Jakarta:
Maraknya infeksi virus corona baru-baru ini di luar kapasitas rumah sakit telah memaksa dokter di Indonesia untuk mengambil keputusan sulit tentang kehidupan.
Pakar medis darurat Corona Rindavan mengatakan Agensi Anatolic Tidak dapat membantunya, tetapi pilih pasien yang memiliki peluang perawatan terbaik.
Rindavan bekerja di Rumah Sakit Mohammedia Lamongan di Jawa Timur, di mana tempat tidur darurat dan ruang isolasi terisi penuh meskipun penambahan terus menerus.
Sebagian besar pasien datang dengan gejala parah dan kekurangan oksigen, dengan beberapa harus menunggu hingga tiga hari untuk mendapatkan kamar, katanya.
Rindawan mengatakan staf tidak bisa lagi merawat semua pasien yang datang ke rumah sakit.
Baca selengkapnya: Indonesia beralih ke telemedicine untuk COVID-19 saat rumah sakit berjuang
“Secara teori, pengobatan apa pun yang diberikan, kami terpaksa mengecualikan mereka yang tidak maju. Keputusannya tidak mudah,” katanya.
Rindavan mengatakan ini telah menciptakan tekanan psikologis bagi staf medis karena jumlah pasien yang membutuhkan perawatan intensif selalu lebih tinggi daripada kamar dan ventilator yang tersedia.

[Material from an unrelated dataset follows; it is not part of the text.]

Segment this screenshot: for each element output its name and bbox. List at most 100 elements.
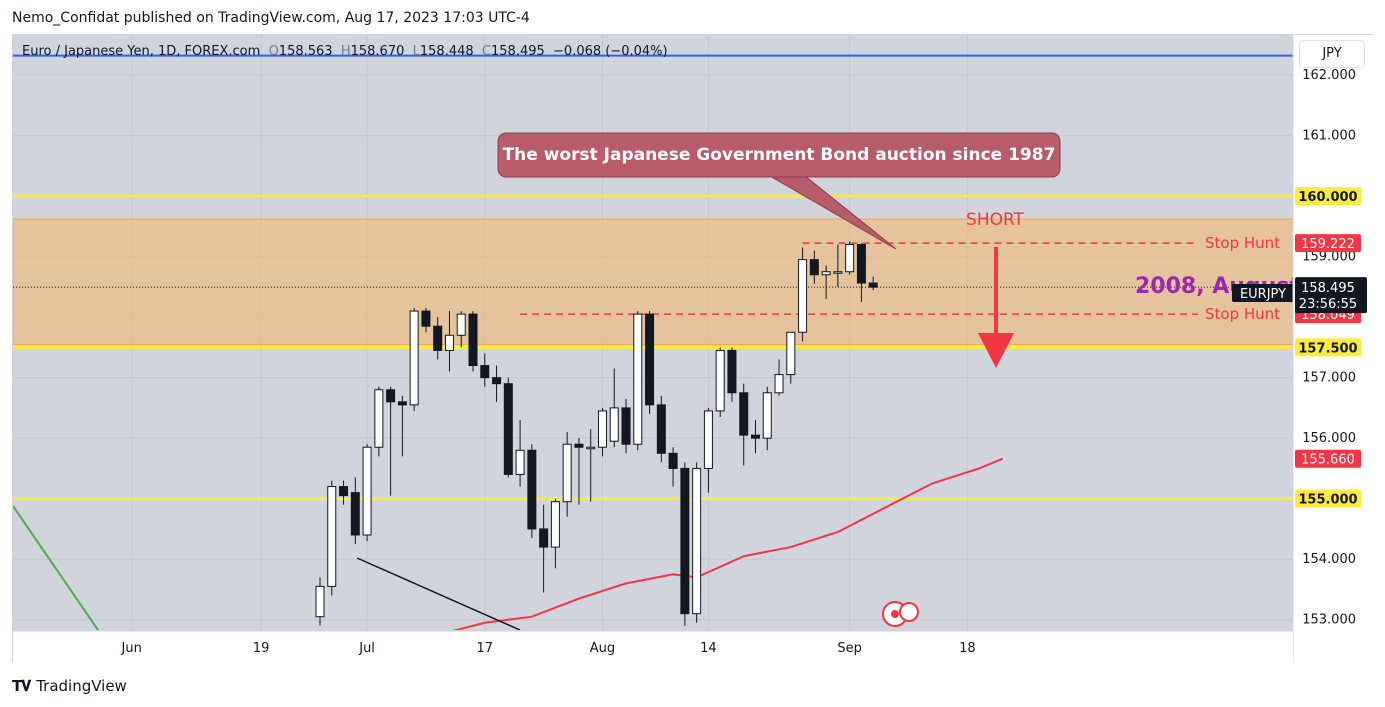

“Misalnya, jika kita memilih untuk merawat seseorang dengan ventilator, tetapi mereka tidak pulih setelah empat hingga lima hari, sebagian dari kita akan bertanya, ‘Jika mereka diberikan kepada pasien lain kemarin, apakah mereka akan bertahan?’ Itu sudah menjadi beban moral bagi kami,” imbuhnya.
Situasi ini tidak pernah lebih buruk
Rindawan mengatakan dalam 18 tahun karirnya di bidang pengobatan darurat, dia belum pernah melihat fasilitas menghadapi krisis yang begitu dahsyat ketika bencana besar seperti tsunami Aceh melanda negara itu pada tahun 2004.
Indonesia terus mencatat jumlah kasus tertinggi setiap hari, dengan peningkatan 38.391 infeksi pada hari Kamis.
Spike menjadi yang tertinggi di kawasan Asia Tenggara, sedangkan kematian harian tertinggi di Asia.
Baca juga: Indonesia batalkan haji lagi karena kekhawatiran virus corona
“Tsunami Aceh, wabah SARS – tidak buruk. Dokter senior tidak pernah menceritakan kisah buruk seperti itu,” katanya.
Setelah bencana alam, krisis biasanya hanya terjadi di daerah tertentu dan bantuan dapat dimobilisasi dari daerah lain, kata Rindavan.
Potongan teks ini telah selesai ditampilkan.